Menurut Dwijoseputro (1992), bahwa fungsi auksin bukan hanya menambah kegiatan pembelahan sel di jaringan meristem saja melainkan berupa pengembangan sel-sel yang ada di daerah belakang meristem. Sel-sel tersebut menjadi panjang-panjang dan banyak berisi air. Auksin mempengaruhi pengembangan dinding sel sehingga mengakibatkan berkurangnya tekanan dinding sel terhadap protoplas karena tekanan dinding sel berkurang maka protoplas mendapat kesempatan untuk menyerap air dari sel-sel yang terdekat pada titik tumbuh yang mempunyai nilai osmosis yang tinggi. Dengan demikian didapatkan sel yang panjang dengan vakuola yang besar di daerah belakang titik tumbuh.

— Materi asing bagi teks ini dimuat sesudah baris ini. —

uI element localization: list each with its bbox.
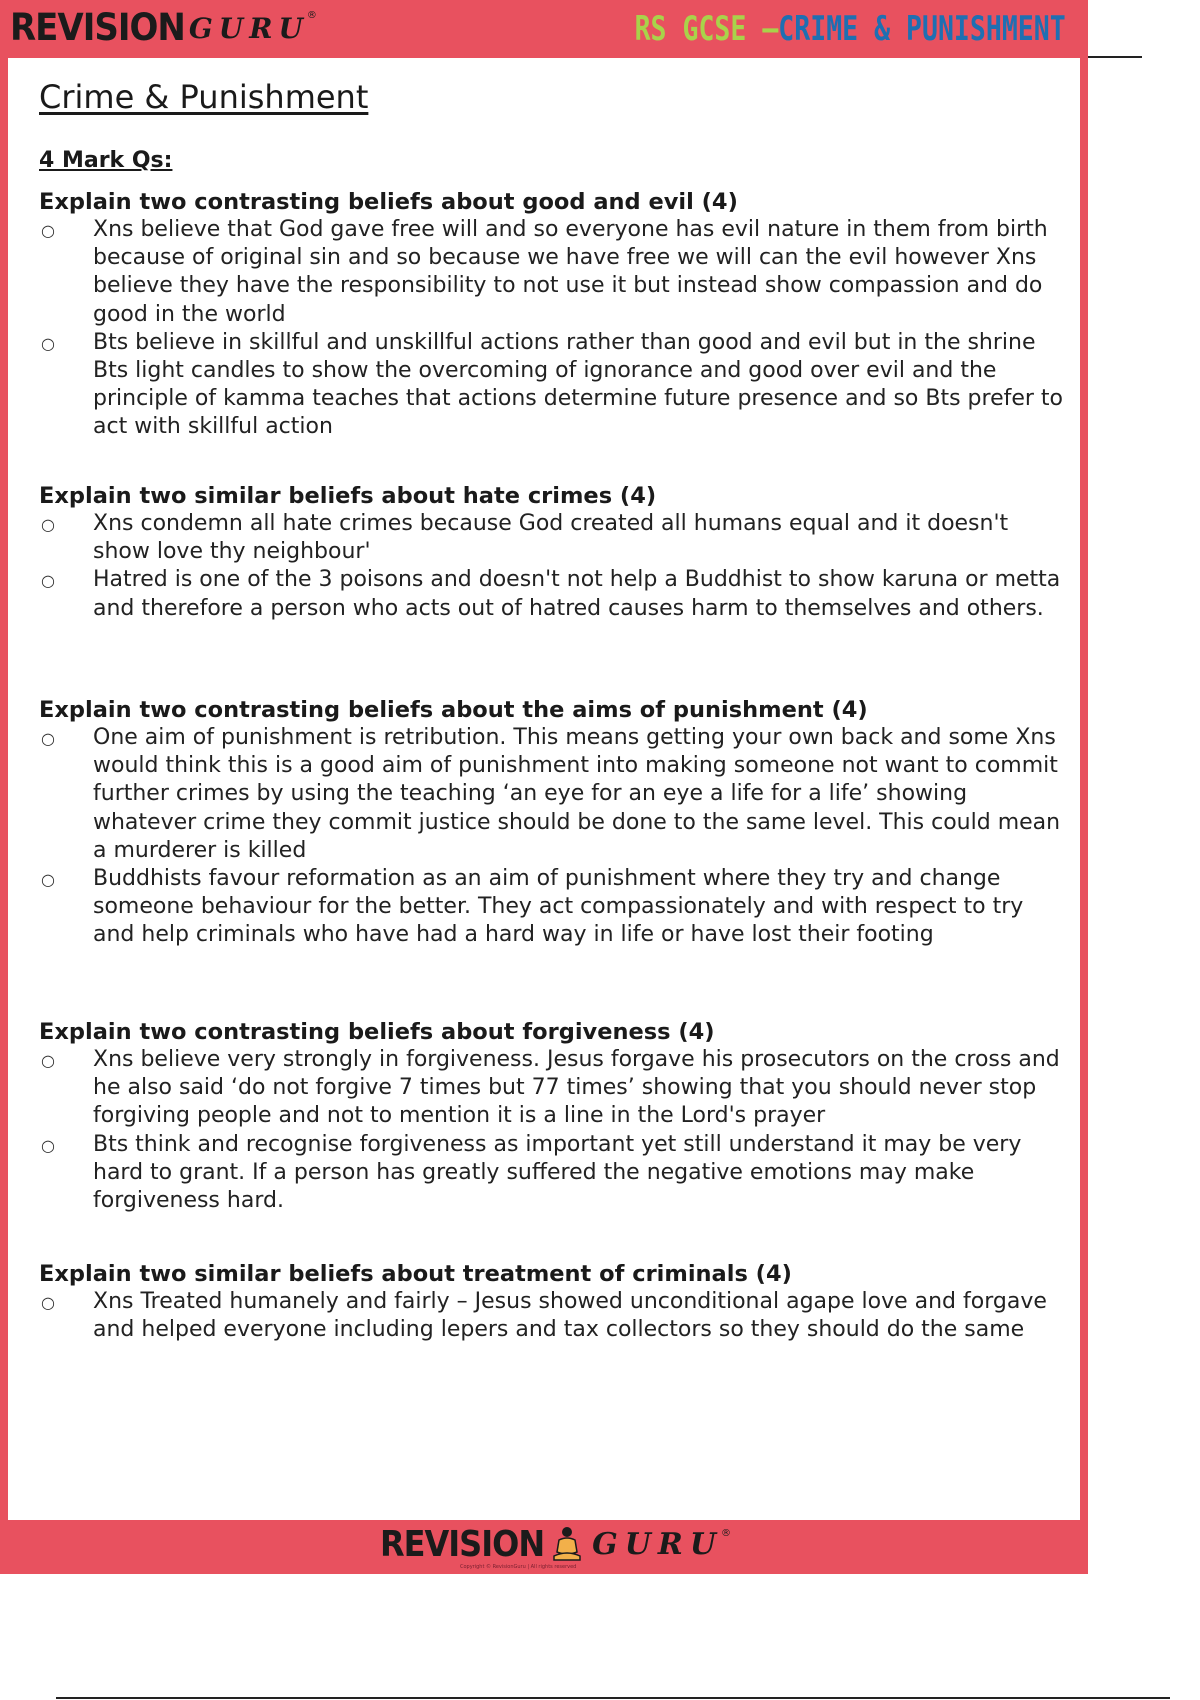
guru-figure-icon [552,1526,582,1562]
logo-registered-mark: ® [721,1528,731,1539]
logo-revision-text: REVISION [380,1523,545,1565]
copyright-text: Copyright © RevisionGuru | All rights reserved [460,1564,577,1570]
answer-item [39,216,1069,329]
answer-item [39,724,1069,865]
answer-text: Xns Treated humanely and fairly – Jesus showed unconditional agape love and forgave and helped everyone including lepers and tax collectors so they should do the same [93,1289,1047,1343]
answer-item [39,865,1069,950]
circle-bullet-icon: ○ [41,571,55,591]
answer-item [39,1046,1069,1131]
header-title-prefix: RS GCSE – [634,9,779,49]
question-heading: Explain two contrasting beliefs about good and evil (4) [39,189,738,215]
logo-revision-text: REVISION [10,6,185,50]
answer-list [39,216,1069,442]
answer-item [39,510,1069,566]
question-block [39,188,1069,442]
header-title-topic: CRIME & PUNISHMENT [778,9,1066,49]
circle-bullet-icon: ○ [41,515,55,534]
answer-text: Xns believe very strongly in forgiveness. Jesus forgave his prosecutors on the cross and he also said ‘do not forgive 7 times but 77 times’ showing that you should never stop forgiving people and not to mention it is a line in the Lord's prayer [93,1047,1060,1129]
answer-list [39,510,1069,623]
answer-item [39,1131,1069,1216]
answer-item [39,566,1069,622]
question-block [39,1260,1069,1344]
answer-text: Bts believe in skillful and unskillful actions rather than good and evil but in the shrine Bts light candles to show the overcoming of ignorance and good over evil and the principle of kamma teaches that actions determine future presence and so Bts prefer to act with skillful action [93,329,1064,440]
circle-bullet-icon: ○ [41,333,55,353]
answer-text: Bts think and recognise forgiveness as important yet still understand it may be very hard to grant. If a person has greatly suffered the negative emotions may make forgiveness hard. [93,1131,1022,1214]
content-area [8,58,1080,1520]
logo-guru-text: GURU [592,1526,723,1562]
question-heading: Explain two contrasting beliefs about the aims of punishment (4) [39,697,868,723]
question-heading: Explain two similar beliefs about hate crimes (4) [39,483,657,509]
answer-text: One aim of punishment is retribution. This means getting your own back and some Xns would think this is a good aim of punishment into making someone not want to commit further crimes by using the teaching ‘an eye for an eye a life for a life’ showing whatever crime they commit justice should be done to the same level. This could mean a murderer is killed [93,725,1061,863]
page-title: Crime & Punishment [39,78,369,116]
answer-list [39,1046,1069,1215]
circle-bullet-icon: ○ [41,1135,55,1155]
question-heading: Explain two contrasting beliefs about forgiveness (4) [39,1019,715,1045]
header-title [635,8,1066,50]
top-divider-line [1088,56,1142,58]
answer-text: Buddhists favour reformation as an aim of punishment where they try and change someone behaviour for the better. They act compassionately and with respect to try and help criminals who have had a hard way in life or have lost their footing [93,866,1024,948]
logo-guru-text: GURU [188,11,309,45]
section-subtitle: 4 Mark Qs: [39,148,173,173]
bottom-divider-line [56,1697,1170,1699]
answer-list [39,1288,1069,1344]
circle-bullet-icon: ○ [41,1293,55,1312]
header-bar [0,0,1088,56]
footer-bar [0,1520,1088,1574]
question-block [39,482,1069,623]
answer-text: Xns believe that God gave free will and so everyone has evil nature in them from birth because of original sin and so because we have free we will can the evil however Xns believe they have the responsibility to not use it but instead show compassion and do good in the world [93,217,1048,327]
circle-bullet-icon: ○ [41,1051,55,1070]
answer-text: Xns condemn all hate crimes because God created all humans equal and it doesn't show love thy neighbour' [93,511,1009,565]
footer-logo [380,1524,731,1564]
answer-item [39,329,1069,442]
question-block [39,1018,1069,1215]
logo-registered-mark: ® [306,10,317,21]
circle-bullet-icon: ○ [41,870,55,890]
answer-item [39,1288,1069,1344]
question-heading: Explain two similar beliefs about treatment of criminals (4) [39,1261,792,1287]
circle-bullet-icon: ○ [41,221,55,240]
circle-bullet-icon: ○ [41,729,55,748]
answer-text: Hatred is one of the 3 poisons and doesn't not help a Buddhist to show karuna or metta and therefore a person who acts out of hatred causes harm to themselves and others. [93,567,1061,621]
question-block [39,696,1069,950]
answer-list [39,724,1069,950]
header-logo [10,6,317,50]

Pengaruh pemberian ZPT dengan konsentrasi yang berbeda dapat memberikan efek yang berlawanan. Zat pengatur tumbuh hanya efektif jika diberikan pada konsentrasi tertentu. Pada konsentrasi yang terlalu tinggi, ZPT dapat merusak bagian yang terluka sedangkan jika konsentrasinya di bawah optimum tidak efektif (Wudianto, 1998).
b. Giberelin
Zat pengatur tumbuh (ZPT) lain yang sering ditambahkan ke dalam medium adalah Giberelin, ZPT yang dalam bentuk larutan pada temperatur tinggi mudah kehilangan sifatnya sebagai ZPT. Giberelin (asam Giberelate) dalam dosis tinggi menyebabkan gigantisme, sesuai dari penemuan awal yang menunjukkan bahwa ZPT ini berefek meningkatkan pertumbuhan sampai beberapa kali. Giberelin berpengaruh terhadap pembesaran dan pembelahan sel, pengaruh Giberelin ini mirip dengan auksin yaitu antara lain pada pembentukan akar. Giberelin dapat menyebabkan terjadinya peningkatan jumlah auksin endogen (Harahap, 2012).
14 c. Sitokinin
Sitokinin berperan penting dalam pengaturan pembelahan sel dan morfogenesis. Sitokinin yang pertama sekali ditemukan adalah kinetin. Kinetin bersama-sama dengan auksin memberikan pengaruh interaksi terhadap diferensiasi jaringan. Pada pemberian auksin dengan konsentrasi relatif tinggi, diferensiasi kalus cenderung ke arah pembentukan primordia akar, sedangkan pada pemberian kinetin yang relatif tinggi, diferensiasi kalus cenderung ke arah pembentukan primordia batang atau tunas (Harahap, 2012).
d. Etilen
Tumbuhan menghasilkan etilen sebagai respons terhadap berbagai stres seperti kekeringan, kebanjiran, tekanan mekanis, cedera dan infeksi. Etilen juga dihasilkan selama pematangan buah dan kematian sel terprogram, serta sebagai respons terhadap auksin yang diberikan secara eksternal dalam kadar tinggi. Bahkan banyak efek yang sebelumnya dinyatakan sebagai akibat auksin, misalnya pengahambatan pemanjangan akar mungkin disebabkan oleh produksi etilen yang diinduksi oleh auksin. Fitohormon auksin yang diharapkan terdapat pada daging keong mas sebagai zat pengatur tumbuh organik (Harahap, 2012).